SERANG — Polemik soal legalitas juru bicara (jubir) di lingkungan DPRD Kabupaten Serang terus menghangat. Isu yang menyebut posisi tersebut tidak memiliki dasar hukum akhirnya ditanggapi langsung oleh Ketua DPRD Kabupaten Serang, Bahrul Ulum.

Bahrul menegaskan, penunjukan jubir DPRD bukanlah keputusan sepihak. Menurutnya, jabatan tersebut merupakan hasil rapat pimpinan yang melibatkan seluruh unsur pimpinan dan para ketua fraksi di DPRD Kabupaten Serang.

“Keputusan ini merupakan kesepakatan bersama unsur pimpinan dan fraksi,” ujar Bahrul Ulum kepada wartawan, Senin (20/10/2025).

Ia menjelaskan, keberadaan jubir tidak dimaksudkan untuk membatasi hak berbicara anggota dewan. Setiap anggota maupun pimpinan DPRD, kata Bahrul, tetap memiliki hak yang sama untuk menyampaikan pendapat, asalkan menjaga konsistensi agar tidak menimbulkan kebingungan publik.

“Tidak ada suara anggota atau pimpinan yang dikebiri. Semua tetap punya hak yang sama untuk bestatement, tapi jangan juga sampai terjadi ‘jeruk makan jeruk’,” tegasnya.

Bahrul juga menambahkan, bila keberadaan jubir saat ini dianggap tidak lagi dibutuhkan, maka hal tersebut sebaiknya diselesaikan secara internal melalui mekanisme evaluasi di DPRD.
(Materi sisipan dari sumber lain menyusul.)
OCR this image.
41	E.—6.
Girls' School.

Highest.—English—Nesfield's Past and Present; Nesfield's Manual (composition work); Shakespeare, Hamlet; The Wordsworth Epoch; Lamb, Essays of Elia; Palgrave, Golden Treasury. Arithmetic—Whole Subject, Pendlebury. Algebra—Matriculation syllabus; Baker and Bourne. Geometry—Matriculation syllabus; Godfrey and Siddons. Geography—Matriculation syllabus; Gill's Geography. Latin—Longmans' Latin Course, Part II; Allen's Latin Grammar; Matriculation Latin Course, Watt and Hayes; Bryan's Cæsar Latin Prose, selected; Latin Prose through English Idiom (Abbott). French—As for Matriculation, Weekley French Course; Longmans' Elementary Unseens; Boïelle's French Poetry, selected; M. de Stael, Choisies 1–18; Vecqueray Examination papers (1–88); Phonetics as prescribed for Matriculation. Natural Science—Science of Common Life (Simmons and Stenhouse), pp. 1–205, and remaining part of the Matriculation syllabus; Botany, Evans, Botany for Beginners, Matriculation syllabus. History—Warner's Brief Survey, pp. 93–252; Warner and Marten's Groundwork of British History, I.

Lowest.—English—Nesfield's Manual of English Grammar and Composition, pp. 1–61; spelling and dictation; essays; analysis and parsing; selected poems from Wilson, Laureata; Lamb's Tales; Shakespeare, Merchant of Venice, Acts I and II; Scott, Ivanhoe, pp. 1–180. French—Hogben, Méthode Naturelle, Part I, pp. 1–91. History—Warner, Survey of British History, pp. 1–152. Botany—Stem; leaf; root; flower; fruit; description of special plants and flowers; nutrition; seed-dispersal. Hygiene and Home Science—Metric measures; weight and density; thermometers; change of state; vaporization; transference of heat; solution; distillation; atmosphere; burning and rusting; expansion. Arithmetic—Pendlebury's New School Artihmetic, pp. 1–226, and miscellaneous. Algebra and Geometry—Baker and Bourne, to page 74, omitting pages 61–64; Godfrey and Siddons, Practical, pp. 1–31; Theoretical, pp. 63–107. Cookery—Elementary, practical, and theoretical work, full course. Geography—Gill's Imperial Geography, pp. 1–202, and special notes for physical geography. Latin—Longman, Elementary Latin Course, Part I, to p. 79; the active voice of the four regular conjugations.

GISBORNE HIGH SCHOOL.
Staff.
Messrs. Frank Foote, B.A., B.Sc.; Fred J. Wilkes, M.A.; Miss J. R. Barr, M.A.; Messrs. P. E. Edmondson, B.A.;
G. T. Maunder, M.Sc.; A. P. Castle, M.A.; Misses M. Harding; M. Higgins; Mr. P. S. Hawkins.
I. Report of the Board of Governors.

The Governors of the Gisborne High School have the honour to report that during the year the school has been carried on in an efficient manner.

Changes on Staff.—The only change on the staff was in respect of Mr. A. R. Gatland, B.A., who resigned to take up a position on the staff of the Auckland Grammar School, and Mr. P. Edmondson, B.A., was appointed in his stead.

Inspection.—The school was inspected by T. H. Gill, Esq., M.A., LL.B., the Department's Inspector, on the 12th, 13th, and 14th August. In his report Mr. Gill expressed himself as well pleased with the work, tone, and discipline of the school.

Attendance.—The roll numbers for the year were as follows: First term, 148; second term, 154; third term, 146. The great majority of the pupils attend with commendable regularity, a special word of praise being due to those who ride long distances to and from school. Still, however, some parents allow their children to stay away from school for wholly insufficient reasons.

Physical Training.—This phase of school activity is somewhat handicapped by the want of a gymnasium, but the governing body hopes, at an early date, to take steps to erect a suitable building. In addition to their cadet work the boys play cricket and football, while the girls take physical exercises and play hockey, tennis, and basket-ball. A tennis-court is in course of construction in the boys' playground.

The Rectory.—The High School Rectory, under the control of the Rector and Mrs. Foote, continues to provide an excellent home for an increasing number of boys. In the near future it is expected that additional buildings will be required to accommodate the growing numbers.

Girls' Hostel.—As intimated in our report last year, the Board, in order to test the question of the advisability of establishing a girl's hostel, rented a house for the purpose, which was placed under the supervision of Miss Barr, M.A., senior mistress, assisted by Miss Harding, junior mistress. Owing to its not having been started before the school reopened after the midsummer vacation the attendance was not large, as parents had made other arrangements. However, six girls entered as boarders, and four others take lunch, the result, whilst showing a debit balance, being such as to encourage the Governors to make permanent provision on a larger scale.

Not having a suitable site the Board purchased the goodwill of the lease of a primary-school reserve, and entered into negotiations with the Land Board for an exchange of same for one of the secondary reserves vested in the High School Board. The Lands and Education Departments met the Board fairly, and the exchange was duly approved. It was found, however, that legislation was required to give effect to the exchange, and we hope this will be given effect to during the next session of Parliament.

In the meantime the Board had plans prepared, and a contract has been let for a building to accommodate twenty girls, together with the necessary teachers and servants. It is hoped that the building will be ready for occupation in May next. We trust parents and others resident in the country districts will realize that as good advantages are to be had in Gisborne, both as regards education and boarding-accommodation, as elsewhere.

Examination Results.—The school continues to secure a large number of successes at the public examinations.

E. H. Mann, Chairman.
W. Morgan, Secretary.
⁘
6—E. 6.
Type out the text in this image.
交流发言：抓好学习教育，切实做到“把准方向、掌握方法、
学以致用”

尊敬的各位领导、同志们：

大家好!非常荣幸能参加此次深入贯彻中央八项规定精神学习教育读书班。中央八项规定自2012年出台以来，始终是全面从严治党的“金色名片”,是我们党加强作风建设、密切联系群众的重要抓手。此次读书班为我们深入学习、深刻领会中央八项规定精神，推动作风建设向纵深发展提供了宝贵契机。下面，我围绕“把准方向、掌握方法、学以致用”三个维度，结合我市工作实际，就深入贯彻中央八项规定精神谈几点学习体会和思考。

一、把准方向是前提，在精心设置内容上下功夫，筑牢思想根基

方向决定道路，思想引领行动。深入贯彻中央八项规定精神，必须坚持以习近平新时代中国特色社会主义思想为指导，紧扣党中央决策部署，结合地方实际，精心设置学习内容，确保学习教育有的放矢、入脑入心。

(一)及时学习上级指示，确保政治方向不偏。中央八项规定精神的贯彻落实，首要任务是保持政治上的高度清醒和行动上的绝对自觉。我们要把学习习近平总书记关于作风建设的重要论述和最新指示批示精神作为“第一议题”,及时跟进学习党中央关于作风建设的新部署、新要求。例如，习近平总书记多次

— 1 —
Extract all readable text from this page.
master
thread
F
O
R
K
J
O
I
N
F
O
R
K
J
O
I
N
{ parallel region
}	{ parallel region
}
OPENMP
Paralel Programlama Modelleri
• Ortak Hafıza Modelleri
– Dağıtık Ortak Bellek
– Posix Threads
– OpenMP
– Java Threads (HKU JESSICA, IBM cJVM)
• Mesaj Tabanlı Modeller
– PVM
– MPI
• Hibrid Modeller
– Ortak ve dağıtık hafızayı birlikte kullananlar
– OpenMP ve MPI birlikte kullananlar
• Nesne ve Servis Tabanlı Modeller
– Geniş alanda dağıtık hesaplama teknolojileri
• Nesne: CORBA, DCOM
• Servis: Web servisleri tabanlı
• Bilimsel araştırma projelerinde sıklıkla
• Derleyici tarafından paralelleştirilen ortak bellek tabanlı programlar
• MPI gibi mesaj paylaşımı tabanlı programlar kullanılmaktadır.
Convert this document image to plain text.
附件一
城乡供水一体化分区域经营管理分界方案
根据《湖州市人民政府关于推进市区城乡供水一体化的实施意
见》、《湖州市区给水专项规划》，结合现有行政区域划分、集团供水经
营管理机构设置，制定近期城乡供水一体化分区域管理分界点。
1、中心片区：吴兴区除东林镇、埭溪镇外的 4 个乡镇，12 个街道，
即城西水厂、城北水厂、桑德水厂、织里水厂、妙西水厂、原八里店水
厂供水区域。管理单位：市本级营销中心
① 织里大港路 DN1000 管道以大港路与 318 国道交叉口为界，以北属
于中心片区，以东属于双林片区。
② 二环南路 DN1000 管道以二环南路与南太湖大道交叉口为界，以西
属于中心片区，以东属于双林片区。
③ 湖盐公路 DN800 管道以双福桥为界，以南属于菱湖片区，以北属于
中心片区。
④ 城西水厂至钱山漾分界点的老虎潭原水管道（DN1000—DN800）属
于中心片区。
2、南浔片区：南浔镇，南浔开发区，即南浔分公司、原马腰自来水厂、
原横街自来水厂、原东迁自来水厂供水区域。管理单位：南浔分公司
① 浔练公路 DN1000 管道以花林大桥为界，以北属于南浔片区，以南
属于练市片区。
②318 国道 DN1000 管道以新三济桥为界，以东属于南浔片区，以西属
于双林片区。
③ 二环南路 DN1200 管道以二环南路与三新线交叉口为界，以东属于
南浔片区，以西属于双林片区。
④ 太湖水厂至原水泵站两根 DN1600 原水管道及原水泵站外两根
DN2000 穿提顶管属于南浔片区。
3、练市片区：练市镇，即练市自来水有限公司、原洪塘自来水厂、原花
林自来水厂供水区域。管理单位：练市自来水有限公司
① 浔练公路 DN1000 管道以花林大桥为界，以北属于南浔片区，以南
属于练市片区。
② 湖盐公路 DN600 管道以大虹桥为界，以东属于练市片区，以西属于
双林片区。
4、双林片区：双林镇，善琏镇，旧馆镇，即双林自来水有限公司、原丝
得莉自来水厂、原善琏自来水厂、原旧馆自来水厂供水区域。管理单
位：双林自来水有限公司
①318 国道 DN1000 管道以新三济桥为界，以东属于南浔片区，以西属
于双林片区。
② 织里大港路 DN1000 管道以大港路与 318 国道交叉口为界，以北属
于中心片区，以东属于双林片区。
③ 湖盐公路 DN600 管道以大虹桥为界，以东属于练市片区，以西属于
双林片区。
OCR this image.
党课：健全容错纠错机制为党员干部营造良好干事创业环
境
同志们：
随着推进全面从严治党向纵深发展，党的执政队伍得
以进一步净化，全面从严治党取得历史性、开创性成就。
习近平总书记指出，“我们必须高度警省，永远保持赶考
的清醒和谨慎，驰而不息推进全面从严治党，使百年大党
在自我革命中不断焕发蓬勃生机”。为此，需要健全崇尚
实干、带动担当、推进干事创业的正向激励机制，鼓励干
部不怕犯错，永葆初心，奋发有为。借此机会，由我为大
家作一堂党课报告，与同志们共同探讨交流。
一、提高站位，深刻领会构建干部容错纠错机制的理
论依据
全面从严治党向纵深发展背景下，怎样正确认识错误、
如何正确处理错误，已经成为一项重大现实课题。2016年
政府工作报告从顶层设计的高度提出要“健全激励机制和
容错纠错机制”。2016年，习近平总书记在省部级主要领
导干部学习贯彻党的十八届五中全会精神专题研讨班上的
“Kalau memang sekarang jubir sudah tidak dibutuhkan, ya mestinya diselesaikan di internal DPRD untuk dievaluasi saja. Fokus kita hari ini bukan pada persoalan siapa yang menjadi jubir,” ujarnya.

Ia menegaskan bahwa perhatian DPRD saat ini seharusnya tertuju pada upaya mengawal kepentingan rakyat, bukan memperdebatkan posisi internal.

“Yang harus kita fokuskan sekarang adalah bagaimana aspirasi dan keinginan masyarakat bisa diimplementasikan dalam program-program riil pemerintah daerah,” tandasnya.

Sebelumnya, Wakil Ketua DPRD Kabupaten Serang, Abdul Gofur, menyoroti keberadaan jubir DPRD yang saat ini dijabat oleh Azwar Anas. Ia menilai, posisi tersebut tidak memiliki dasar hukum dan tidak dikenal dalam sistem kelembagaan DPRD.

“Dasar hukum pembentukan Jubir DPRD Kabupaten Serang sama sekali tidak ada. Itu hanya sebatas kesepakatan internal, dan waktu itu saya juga tidak hadir,” ujar Gofur.

Menurutnya, istilah juru bicara lazim digunakan di lembaga eksekutif seperti kepresidenan, bukan di lembaga legislatif yang bersifat kolektif dan representatif.

“Yang namanya jubir itu ya di kepresidenan atau lembaga negara lain. Kalau DPRD kan setara dengan pemerintah daerah, jadi nggak ada itu jubir di DPRD,” tegasnya.

Politisi yang dikenal vokal ini juga menilai, keberadaan jubir justru berpotensi membatasi kebebasan berbicara para anggota dewan. Ia menegaskan bahwa hak imunitas anggota DPRD sudah dijamin oleh undang-undang.

“Politik itu harus bebas. Kita punya hak imunitas untuk bicara apapun. Kalau ada jubir, kesannya justru mengkebiri suara anggota DPRD lain. Itu nggak etis,” tandasnya.

Catatan Redaksi Nyali.ID

Polemik soal jabatan juru bicara DPRD Kabupaten Serang mencuat setelah Ketua Fraksi Demokrat, Azwar Anas, mengkritisi kebijakan Bupati Serang terkait rotasi pejabat eselon II dengan mengatasnamakan diri sebagai “Juru Bicara DPRD Kabupaten Serang.”

Pernyataan tersebut kemudian memicu perdebatan internal terkait legalitas dan posisi struktural jabatan jubir dalam tubuh DPRD Kabupaten Serang.